Obama “Ben Amerikalıyım”ı vurguladı. Bunun buradaki karşılığı ne?


“Türkiyeliyim”dir bunun karşılığı. Biz de aynı şeyi vurguluyoruz. Türkiyeliyiz ve bundan mutluluk duyuyoruz. Ama burada yurttaşlara bakış açısının değişmesi gerekiyor. Kürt yurttaşlar da kendi kimliğiyle siyaset yapabilmeli.

Şanar Yurdatapan cumhurbaşkanlığı koltuğuna fotoshopla sizi oturttu. Bu fotoğraf size ne hissettiriyor?

O fotoğrafta fonda Türk bayrağı var. O bayrak burada, odamda da var. Bu, hepimizin ortak değeri. DTP halkarın kardeşliğini hedefleyen bir parti. 

Ne söylüyorsunuz?

Türkiye farklı kültürlerin bir araya gelmesiyle kurulmuş. Bir üst kimlik vardır, diyoruz. Esas TC vatandaşlığı ve Türkiyelilik’tir. Milliyetçiliği, ırkçılığı besleyen mantıktan sıyrılmalıyız.

Partinin imajında mı bir problem var yoksa söylemleriniz duruşunuz ile çelişiyor mu? Çünkü DTP etnik milliyetçilik çizgisinde bir portre çiziyor?

Hayır, işte öyle değil. Siz farklılıkları zenginlik kabul ederseniz milliyetçiliği yenmiş olursunuz. Biz diyoruz ki farklılıkların varlığını tespit ve tescil edin. Bize yasal güvence verin.

Söyledikleriniz ile kamuoyundaki algı uyuşmuyor. Sanırım nedeni PKK ile aranıza mesafe koymamanız. Kişisel olarak bundan rahatsız mısınız?
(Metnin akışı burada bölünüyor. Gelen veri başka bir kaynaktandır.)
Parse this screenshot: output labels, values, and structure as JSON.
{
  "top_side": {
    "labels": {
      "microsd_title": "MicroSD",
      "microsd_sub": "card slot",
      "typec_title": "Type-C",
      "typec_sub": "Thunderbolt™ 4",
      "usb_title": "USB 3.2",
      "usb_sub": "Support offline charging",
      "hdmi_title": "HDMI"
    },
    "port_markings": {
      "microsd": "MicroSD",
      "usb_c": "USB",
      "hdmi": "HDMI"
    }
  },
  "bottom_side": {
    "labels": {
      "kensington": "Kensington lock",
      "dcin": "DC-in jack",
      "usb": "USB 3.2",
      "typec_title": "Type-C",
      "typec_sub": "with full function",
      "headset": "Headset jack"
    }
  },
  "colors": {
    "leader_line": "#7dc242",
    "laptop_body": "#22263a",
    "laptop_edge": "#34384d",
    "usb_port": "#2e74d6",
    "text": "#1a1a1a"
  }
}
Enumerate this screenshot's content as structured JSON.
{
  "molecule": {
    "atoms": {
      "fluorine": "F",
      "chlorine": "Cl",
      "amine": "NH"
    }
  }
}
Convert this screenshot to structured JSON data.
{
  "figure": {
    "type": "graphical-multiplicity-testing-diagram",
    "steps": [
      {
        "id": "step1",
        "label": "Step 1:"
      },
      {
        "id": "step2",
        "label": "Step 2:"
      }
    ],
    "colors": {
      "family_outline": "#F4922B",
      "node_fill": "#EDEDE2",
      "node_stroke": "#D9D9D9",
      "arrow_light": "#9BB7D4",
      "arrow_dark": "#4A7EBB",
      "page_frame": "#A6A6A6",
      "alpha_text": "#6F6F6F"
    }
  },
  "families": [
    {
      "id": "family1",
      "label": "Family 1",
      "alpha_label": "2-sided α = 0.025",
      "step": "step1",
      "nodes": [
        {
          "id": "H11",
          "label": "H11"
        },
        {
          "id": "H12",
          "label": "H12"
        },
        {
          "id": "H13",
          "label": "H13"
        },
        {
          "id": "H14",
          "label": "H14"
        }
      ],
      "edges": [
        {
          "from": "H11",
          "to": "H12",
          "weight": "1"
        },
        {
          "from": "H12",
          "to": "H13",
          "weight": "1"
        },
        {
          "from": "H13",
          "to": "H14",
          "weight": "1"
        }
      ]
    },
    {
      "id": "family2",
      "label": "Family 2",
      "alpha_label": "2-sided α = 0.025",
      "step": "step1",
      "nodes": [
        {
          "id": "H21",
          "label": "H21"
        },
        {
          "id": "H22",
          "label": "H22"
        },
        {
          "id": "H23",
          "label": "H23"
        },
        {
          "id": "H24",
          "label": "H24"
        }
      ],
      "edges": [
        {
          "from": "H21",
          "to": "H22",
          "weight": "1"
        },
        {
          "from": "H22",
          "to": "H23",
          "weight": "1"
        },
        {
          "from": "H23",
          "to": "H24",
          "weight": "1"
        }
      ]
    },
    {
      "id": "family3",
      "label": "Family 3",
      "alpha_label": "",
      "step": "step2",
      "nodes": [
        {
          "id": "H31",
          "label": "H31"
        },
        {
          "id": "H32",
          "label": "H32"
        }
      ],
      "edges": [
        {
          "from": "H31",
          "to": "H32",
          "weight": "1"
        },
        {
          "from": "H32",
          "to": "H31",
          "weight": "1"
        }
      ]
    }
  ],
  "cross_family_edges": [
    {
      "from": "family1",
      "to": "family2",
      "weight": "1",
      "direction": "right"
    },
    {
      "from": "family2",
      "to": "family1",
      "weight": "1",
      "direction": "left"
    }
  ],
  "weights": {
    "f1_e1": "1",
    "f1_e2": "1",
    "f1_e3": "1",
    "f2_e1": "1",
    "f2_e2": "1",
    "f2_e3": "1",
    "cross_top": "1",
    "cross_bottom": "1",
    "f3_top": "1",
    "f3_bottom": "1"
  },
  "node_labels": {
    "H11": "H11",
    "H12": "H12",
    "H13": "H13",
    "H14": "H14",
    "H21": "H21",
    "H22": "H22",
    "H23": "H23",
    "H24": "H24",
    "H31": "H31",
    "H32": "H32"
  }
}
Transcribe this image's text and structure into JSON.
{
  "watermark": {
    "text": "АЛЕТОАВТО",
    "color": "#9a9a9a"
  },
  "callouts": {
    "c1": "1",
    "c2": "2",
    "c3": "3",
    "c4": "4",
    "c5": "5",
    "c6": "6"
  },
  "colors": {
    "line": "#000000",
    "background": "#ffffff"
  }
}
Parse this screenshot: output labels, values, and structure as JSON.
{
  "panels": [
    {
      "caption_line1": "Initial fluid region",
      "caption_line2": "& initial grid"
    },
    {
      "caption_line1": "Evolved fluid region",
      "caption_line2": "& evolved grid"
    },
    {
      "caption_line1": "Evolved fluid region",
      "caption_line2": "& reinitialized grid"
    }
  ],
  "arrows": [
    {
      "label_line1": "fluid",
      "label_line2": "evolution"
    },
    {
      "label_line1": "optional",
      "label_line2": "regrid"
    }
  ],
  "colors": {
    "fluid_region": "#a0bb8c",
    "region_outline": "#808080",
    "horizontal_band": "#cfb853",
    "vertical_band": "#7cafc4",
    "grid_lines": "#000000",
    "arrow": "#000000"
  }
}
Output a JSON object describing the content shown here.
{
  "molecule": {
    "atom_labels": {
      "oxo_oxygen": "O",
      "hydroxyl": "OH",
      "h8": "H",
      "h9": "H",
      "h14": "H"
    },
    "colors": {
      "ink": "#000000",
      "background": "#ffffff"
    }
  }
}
Bazı şeyleri ayrıştırmak zordur. Bölge hep sopa politikası ile yönetilmek istenmiş. Kürtler potansiyel tehlike olarak görülmüş. Bu yüzden bir tepki var.

O tepkiyi PKK ile birlikte DTP’nin de sahiplendiği inancı var. Bu inanca katkı sağlıyorsunuz. Neden?

Siyaset yaptığımız taban çok hassas. O taban bizi ister istemez o insanlara karşı duyarlı olmaya itiyor.

Ama duyarlılık çerçevesinde o insanlara “sakin olun” çağrısı yapabilirsiniz. Neden yapmıyorsunuz?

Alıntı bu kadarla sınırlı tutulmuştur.